Dunxin Financial Holdings significantly alters ADS ratio
- Dunxin Financial Holdings Limited announced a change to its ADS ratio effective December 4, 2024.
- The new ratio will mean one ADS represents 60,000 Class A ordinary shares, transitioning from the previous 480 shares.
- This alteration aims to provide a more favorable trading environment and investor confidence.
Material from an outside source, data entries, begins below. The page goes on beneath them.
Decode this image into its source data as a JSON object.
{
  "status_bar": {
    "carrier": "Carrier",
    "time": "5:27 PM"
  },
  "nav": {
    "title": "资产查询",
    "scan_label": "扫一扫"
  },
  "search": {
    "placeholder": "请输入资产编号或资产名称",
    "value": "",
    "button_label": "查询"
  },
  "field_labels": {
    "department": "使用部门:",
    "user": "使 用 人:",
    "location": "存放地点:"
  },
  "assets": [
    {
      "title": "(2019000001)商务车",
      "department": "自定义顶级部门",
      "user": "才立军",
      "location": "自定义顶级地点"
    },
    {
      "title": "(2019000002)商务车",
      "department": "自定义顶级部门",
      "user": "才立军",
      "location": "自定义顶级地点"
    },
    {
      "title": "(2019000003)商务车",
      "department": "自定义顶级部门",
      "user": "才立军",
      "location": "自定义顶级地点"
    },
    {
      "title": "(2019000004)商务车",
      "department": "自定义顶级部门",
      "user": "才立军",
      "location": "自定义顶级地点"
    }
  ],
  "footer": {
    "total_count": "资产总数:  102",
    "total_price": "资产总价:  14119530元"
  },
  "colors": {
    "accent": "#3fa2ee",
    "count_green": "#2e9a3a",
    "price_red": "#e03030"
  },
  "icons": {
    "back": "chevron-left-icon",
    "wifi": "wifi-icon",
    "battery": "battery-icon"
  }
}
In Hong Kong on December 3, 2024, Dunxin Financial Holdings Limited (Dunxin) announced a major change to the ratio of its American depositary shares (ADSs). The company is shifting from a ratio where one ADS represents 480 Class A ordinary shares to a new ratio of one ADS for 60,000 Class A ordinary shares. This change will take effect on December 4, 2024, marking a significant adjustment in the trading terms of its ADSs in the over-the-counter market. Existing ADS holders will find that this change effectively functions as a one-for-125 reverse split. It’s important to note that there will be no alterations to the Company's Class A ordinary shares, meaning the underlying stock remains unchanged despite the new ADS structure. Those holding ADS on the effective date will need to surrender their current ADSs to the depositary bank for cancellation and exchange. Further information related to the process will be provided by the depositary bank in a notice directed to ADS holders. The company has emphasized that while the ADS price is likely to increase proportionally due to the change in the ADS ratio, they cannot guarantee that the actual trading price post-change will align with that expectation. Dunxin has also highlighted that their ADSs will continue to trade under the same symbol on the OTC market. Since halting the provision of loans to customers in 2020, the company is focusing on enhancing its business framework and ensuring stability, making this ratio change a strategic move to potentially bolster confidence among investors. This shift places Dunxin in a unique position, aiming to navigate future developments within the Hong Kong market.